Dry food, until most recently also was usually recommended most often for cats. However, recent research in feline nutrition is causing some rethinking in this area. The typical dry cat food is quite high in carbohydrates (often 45% or more) and there is some indication that this may pre-dispose certain cats to becoming overweight and possibly developing diabetes as they get older. The typical diet of cats in the wild (which usually is mostly mice and other small rodents) is thought to be about 45% protein, 45% fat, and only 4-5% carbohydrates. Dry pet food requires fairly high carbohydrate content in order for the kibble pieces to stick together. However, canned food is typically much lower in carbohydrate content, about 10%. Some veterinary nutritionists are recommending that cats, especially those with a tendency toward obesity, be fed a canned diet with a protein, fat, and carbohydrate content as close as possible to a “wild” diet. Interestingly, early reports seem to indicate that a canned diet does not seem to increase dental disease in these cats. More research is needed, but this is a very interesting finding.
It is important to note that specific health conditions may affect the type of diet that is recommended for your animal. For example, cats with urinary tract problems or animals with kidney disease may benefit from increased water in their diet, and feeding canned food can help with this. Make sure to talk to your vet before making any changes to your pet's diet.
And just so that you don’t think I changed my mind and philosophy: I have not. As I mentioned in the beginning, there are other feeding options such as for example raw. And I prefer that all day long over dry and canned food and so do my animals. You can’t get closer to nature.

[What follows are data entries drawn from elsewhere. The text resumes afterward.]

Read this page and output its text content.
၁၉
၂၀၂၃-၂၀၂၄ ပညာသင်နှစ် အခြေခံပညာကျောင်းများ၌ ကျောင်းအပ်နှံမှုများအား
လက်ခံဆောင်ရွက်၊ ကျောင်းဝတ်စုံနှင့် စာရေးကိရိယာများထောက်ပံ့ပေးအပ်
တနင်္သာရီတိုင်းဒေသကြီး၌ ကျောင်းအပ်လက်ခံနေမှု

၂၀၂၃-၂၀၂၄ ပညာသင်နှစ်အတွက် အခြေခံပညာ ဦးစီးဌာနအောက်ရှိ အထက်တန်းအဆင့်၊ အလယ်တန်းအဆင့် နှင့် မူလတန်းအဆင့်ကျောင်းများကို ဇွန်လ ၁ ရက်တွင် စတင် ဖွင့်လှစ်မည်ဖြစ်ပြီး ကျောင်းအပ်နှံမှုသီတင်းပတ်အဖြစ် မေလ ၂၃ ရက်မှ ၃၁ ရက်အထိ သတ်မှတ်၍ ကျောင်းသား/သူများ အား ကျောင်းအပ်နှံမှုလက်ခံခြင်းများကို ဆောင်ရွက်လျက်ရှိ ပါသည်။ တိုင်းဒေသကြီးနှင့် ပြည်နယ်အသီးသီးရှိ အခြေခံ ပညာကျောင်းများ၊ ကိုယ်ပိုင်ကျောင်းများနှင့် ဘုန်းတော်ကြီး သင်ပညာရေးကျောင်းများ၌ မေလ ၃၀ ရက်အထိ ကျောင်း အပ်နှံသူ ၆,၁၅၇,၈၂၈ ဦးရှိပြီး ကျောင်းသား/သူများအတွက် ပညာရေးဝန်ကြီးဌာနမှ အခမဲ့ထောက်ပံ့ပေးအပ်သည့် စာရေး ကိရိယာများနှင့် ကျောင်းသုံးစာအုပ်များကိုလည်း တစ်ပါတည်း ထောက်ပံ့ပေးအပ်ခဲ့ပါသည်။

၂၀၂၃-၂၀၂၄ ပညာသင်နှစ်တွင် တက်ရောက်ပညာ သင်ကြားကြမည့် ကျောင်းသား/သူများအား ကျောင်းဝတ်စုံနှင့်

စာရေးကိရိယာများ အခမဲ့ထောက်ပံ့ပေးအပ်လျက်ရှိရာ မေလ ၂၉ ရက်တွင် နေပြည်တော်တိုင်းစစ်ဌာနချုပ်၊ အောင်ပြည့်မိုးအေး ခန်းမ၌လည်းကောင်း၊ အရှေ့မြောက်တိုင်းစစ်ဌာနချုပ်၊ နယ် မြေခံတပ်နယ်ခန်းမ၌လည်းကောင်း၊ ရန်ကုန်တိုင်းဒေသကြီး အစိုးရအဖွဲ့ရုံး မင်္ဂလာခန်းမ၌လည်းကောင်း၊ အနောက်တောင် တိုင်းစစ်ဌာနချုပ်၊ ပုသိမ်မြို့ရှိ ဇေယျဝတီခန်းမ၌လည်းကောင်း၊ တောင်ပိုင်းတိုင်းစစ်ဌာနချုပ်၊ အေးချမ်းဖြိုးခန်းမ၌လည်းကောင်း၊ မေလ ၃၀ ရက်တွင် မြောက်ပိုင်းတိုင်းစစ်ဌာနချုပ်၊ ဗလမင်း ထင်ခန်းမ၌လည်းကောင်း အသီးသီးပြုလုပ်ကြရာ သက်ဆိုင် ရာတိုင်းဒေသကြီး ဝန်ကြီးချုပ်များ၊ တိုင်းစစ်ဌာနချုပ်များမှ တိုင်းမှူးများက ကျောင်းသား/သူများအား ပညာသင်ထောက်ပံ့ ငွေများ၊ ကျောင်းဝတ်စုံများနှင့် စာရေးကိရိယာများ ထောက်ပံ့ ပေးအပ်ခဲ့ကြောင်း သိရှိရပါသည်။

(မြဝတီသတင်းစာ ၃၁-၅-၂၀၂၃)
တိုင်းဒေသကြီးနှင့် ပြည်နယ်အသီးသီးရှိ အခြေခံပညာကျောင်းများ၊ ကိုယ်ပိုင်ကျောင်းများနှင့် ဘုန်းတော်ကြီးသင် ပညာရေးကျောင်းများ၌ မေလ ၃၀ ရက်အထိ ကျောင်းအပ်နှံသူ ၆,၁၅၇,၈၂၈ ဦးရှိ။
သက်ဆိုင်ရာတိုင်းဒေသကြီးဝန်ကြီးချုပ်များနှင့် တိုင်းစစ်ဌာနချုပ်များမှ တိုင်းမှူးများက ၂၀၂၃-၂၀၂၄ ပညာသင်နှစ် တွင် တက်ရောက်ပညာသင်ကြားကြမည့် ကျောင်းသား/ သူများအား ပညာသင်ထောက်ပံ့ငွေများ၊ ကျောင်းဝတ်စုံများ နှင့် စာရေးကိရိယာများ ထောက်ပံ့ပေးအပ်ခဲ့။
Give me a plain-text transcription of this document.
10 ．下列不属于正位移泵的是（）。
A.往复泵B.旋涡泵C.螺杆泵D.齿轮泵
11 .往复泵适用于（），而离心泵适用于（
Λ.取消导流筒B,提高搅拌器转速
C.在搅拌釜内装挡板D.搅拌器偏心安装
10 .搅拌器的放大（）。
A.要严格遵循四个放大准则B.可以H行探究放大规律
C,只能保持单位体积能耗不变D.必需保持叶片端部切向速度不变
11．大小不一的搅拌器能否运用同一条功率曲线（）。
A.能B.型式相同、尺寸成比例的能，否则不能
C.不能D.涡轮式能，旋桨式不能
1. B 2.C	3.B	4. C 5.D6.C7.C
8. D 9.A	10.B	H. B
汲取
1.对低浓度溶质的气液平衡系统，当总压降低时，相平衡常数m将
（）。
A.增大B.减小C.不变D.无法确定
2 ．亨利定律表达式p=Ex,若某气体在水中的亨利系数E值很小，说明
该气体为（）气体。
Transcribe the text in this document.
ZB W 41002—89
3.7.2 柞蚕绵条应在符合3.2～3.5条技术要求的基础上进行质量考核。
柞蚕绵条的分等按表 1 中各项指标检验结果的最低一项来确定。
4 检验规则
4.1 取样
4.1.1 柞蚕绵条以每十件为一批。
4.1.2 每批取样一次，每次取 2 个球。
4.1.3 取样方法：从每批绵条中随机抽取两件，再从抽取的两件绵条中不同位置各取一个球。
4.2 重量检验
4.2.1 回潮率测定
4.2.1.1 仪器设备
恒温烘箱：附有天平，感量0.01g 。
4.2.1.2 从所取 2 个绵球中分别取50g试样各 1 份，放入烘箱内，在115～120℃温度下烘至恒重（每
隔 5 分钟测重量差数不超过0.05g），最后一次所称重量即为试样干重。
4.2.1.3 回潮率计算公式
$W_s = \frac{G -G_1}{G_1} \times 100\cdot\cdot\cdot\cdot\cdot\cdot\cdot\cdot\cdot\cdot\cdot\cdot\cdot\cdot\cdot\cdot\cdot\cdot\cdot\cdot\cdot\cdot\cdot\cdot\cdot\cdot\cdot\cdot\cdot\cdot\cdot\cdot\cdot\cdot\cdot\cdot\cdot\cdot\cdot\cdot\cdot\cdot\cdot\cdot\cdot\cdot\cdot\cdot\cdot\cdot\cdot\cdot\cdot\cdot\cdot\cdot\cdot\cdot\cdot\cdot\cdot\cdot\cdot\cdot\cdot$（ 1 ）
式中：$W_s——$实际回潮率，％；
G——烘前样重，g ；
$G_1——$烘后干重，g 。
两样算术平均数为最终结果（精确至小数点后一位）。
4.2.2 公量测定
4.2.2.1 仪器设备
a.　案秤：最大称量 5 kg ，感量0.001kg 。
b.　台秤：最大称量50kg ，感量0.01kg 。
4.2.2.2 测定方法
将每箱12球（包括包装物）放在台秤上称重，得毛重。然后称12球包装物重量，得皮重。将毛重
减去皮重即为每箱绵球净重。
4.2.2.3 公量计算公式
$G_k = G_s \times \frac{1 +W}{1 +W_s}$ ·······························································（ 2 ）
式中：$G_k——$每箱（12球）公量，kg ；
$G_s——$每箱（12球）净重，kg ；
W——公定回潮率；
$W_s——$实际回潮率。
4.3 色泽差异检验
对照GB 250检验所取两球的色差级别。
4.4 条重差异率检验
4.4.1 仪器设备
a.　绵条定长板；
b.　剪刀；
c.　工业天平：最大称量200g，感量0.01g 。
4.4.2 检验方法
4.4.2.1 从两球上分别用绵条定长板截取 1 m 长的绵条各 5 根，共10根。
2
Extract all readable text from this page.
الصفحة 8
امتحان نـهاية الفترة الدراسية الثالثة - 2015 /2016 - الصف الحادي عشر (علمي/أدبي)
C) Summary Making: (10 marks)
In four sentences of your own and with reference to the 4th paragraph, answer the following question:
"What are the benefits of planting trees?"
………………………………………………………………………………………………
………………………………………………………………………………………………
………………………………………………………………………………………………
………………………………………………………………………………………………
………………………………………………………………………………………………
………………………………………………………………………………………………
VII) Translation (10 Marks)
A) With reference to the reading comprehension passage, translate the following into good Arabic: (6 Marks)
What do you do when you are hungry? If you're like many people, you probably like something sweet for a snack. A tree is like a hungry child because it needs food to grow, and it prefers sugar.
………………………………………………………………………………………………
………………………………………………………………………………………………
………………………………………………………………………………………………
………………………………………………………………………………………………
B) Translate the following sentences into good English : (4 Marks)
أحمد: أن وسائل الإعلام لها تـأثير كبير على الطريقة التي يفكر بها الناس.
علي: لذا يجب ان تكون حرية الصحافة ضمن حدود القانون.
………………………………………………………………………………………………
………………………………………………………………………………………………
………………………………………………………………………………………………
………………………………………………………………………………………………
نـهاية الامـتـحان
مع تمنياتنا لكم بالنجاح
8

While I understand that there are many reasons calling for a dry or canned food option such as economical restrictions, convenience and many others, here is one example why I am sort of against canned or kibbled: By the time commercial dog food has passed from the manufacturer, to the distributor, to the store and finally to your pet, this food could now be months old. At room temperature, meat, chicken, lamb, turkey, etc. have less than a 24 hour shelf life. Actually, after a few hours meat starts to decompose. If you had raw meat in the refrigerator, you would throw it away after 3 days and if the meat was cooked, and then refrigerated, you would throw it out in no more than 6 to 7 days. Do you think that you can have either raw or cooked protein or meat at room temperature for more than 12 to 18 hours? You can’t! So how is dog food kept from decomposing? Answer: Preservatives and Chemicals. Chemicals are also used to enhance taste and looks. These additives can have detrimental effects on your pet's short and long term health. I would say no further comments are needed.